After moving on from EE160 I had a budding interest in programming and the seeming ease with which one can create working programs whose complexities are limited only by the imagination. The accessibility of it was also incredibly appealing; you could type into a simple text-editor, name the file with a specific extension, and produce programming code that could be compiled into a program. Even writing pseudo-code on paper could help to at least organize your thoughts and you might be able to make progress on coding anywhere without even an electronic device.

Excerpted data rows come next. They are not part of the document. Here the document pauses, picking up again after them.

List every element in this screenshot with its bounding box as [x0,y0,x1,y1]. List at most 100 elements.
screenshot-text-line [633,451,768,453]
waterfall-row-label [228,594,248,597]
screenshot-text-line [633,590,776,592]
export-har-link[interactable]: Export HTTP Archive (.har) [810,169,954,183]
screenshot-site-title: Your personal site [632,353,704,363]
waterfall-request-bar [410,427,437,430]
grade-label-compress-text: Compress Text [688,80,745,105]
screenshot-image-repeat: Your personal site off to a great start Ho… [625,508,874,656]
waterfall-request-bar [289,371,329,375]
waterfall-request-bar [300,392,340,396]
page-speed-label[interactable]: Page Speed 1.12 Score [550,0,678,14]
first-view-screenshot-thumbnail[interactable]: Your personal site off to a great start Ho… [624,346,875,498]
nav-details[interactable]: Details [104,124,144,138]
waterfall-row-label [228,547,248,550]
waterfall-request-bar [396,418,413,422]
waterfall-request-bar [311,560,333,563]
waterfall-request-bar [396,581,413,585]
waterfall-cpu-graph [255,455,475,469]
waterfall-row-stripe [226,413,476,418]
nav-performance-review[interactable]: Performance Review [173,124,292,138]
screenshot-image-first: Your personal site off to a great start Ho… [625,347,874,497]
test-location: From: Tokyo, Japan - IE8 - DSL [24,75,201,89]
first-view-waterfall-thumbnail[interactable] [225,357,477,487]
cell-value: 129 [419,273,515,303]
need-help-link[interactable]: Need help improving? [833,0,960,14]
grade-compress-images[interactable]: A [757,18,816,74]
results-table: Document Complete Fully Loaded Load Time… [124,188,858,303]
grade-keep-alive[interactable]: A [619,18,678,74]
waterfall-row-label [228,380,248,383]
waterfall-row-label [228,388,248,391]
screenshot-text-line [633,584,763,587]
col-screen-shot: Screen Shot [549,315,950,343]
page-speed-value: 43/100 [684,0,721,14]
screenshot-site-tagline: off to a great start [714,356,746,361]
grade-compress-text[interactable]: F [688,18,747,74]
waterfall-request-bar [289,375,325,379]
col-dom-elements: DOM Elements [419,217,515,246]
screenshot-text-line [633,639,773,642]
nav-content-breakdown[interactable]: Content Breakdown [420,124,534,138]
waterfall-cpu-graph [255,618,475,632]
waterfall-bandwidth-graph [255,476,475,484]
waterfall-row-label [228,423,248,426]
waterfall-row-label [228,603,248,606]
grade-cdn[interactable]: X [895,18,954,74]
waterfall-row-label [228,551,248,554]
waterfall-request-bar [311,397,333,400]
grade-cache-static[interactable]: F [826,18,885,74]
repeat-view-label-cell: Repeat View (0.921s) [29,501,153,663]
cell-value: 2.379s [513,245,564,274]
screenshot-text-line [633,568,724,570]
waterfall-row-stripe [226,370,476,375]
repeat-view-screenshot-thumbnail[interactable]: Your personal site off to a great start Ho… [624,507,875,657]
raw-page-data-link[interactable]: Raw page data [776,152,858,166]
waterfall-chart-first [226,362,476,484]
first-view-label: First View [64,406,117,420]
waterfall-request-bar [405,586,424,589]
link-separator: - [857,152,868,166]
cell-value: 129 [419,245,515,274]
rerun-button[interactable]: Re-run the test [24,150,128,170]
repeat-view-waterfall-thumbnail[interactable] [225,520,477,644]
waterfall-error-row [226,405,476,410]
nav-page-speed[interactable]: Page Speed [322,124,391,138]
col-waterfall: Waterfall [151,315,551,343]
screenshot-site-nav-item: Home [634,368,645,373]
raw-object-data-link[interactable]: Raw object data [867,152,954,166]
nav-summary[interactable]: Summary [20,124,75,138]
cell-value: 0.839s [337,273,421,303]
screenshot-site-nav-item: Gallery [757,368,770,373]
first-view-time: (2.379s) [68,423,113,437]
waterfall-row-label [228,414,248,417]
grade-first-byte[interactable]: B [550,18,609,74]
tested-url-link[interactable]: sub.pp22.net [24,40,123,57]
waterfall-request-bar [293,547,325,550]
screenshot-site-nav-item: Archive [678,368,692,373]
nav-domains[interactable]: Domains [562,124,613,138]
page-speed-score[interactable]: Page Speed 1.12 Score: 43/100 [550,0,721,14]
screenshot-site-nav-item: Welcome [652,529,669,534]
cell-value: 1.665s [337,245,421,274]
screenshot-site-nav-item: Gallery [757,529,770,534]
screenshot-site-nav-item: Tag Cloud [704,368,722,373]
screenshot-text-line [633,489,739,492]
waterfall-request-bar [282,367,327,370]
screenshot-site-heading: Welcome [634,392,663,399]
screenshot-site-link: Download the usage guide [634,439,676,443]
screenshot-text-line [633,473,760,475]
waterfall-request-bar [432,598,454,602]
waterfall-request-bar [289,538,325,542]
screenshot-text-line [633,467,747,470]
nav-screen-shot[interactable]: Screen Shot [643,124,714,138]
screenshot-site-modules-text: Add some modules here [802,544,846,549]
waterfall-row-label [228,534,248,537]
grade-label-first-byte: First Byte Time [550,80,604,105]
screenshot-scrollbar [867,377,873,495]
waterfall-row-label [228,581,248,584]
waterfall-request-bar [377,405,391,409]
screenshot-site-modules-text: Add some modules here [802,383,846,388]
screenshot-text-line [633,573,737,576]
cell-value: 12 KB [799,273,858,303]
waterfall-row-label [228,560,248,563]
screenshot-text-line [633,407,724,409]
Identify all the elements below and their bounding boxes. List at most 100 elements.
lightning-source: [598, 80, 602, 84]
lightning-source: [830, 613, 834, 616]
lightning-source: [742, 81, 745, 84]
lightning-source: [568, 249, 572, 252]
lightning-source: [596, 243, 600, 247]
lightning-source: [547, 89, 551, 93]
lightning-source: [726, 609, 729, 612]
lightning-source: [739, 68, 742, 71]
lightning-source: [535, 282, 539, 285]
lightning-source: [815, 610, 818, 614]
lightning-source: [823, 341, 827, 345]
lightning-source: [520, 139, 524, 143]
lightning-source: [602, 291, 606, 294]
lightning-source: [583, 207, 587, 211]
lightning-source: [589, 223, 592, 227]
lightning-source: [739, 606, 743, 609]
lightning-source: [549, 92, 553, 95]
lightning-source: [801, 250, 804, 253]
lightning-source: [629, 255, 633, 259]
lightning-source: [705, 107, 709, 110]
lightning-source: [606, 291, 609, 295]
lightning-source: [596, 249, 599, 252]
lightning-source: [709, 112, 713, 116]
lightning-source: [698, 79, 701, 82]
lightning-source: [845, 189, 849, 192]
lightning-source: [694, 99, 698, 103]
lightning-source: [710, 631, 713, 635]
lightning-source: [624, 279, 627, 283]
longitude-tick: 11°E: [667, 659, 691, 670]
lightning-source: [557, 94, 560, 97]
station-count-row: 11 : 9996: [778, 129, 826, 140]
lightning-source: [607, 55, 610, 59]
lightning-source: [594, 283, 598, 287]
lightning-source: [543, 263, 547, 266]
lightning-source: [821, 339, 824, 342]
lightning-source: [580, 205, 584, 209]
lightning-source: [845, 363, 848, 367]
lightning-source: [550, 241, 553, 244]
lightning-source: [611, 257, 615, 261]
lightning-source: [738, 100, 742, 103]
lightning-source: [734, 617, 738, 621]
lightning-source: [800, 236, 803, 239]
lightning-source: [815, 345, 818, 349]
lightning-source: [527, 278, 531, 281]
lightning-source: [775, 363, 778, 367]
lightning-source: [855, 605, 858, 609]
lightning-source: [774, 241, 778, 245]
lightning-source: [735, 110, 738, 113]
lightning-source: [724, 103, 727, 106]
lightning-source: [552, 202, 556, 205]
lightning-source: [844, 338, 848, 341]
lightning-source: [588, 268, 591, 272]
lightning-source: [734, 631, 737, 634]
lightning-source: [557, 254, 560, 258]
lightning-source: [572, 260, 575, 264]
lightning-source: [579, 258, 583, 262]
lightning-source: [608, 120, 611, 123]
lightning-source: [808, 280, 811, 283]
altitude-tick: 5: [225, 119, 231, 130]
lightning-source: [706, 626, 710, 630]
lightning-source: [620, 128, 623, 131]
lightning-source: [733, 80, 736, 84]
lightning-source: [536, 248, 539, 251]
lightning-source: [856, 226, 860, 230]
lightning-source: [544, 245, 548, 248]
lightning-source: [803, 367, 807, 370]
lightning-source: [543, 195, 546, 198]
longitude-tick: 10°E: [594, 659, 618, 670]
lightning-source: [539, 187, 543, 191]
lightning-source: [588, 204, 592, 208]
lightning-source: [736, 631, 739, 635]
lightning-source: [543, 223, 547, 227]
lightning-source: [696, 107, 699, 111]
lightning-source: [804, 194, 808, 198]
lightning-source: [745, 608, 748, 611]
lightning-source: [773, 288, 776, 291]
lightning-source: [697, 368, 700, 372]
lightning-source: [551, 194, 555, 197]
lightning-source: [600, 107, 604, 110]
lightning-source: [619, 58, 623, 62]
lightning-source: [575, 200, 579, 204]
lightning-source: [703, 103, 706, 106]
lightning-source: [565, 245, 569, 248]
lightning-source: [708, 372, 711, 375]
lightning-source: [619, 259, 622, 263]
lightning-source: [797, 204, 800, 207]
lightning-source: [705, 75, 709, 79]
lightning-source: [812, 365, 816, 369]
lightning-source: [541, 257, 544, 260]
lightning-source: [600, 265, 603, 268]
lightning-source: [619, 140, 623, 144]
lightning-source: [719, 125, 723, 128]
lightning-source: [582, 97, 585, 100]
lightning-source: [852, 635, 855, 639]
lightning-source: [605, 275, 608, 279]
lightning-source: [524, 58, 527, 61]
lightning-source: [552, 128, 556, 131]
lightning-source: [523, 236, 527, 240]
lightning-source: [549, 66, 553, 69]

The only experience with any programming language that I had, though, was in C-Language and that was through on using UH's UNIX server as an Integrated Development Environment (IDE) and I had had more than enough of interacting with that at the time. The cumbersome effects of having to learn to press the keys j, k, l, and ';' to move the cursor around a document in the VIM was unappealing and felt backward and caused me a few headaches when using conventional applications like Microsoft Word. I also had built up a yearning to interact with programming in a more graphically meaningful way beyond mere formatted text.
The ability to create the game Snake had sparked an interest toward creating more complex things and I intended to just learn it all on my own and alongside my original academic pursuit. I wanted to learn a language that wasn't as archaic as C-Language and yet was also old enough that it was already being used to program new games; most importantly, however, was a language that was supported by a free and on-line IDE, possibly through a web-page, which allows normal typing and mouse support, rather than through a console, and that is how I came across Khan Academy and their computer science courses and JavaScript IDE.
The computer science courses consist of modules that have small projects as a sort of capstone and I ended up completing them fairly quickly. One such of these projects is to produce code that draws a mountain range onto a conveniently placed "canvas" next to the code editor. Central to this lesson on simulation is the use of a noise function which generates fluctuating values, much like a standard random number generator (RNG), but it differs from a dice-roll type of RNG when taking sequential inputs and generating numbers close to its previous one; if you give it a sequence of 1, 2, and 3, it'll give you seemingly random values, but if you it a sequence which increments very slowly, like 1.000, 1.001, and 1.002, then it'll give you values that are much closer together.
The noise function allowed me to generate a large and sophisticated image from a relatively small and simple range of values, illustrated in the screenshot above. The value of seeing changes made in real-time was incomparable in satisfying my appetite for my growing interest.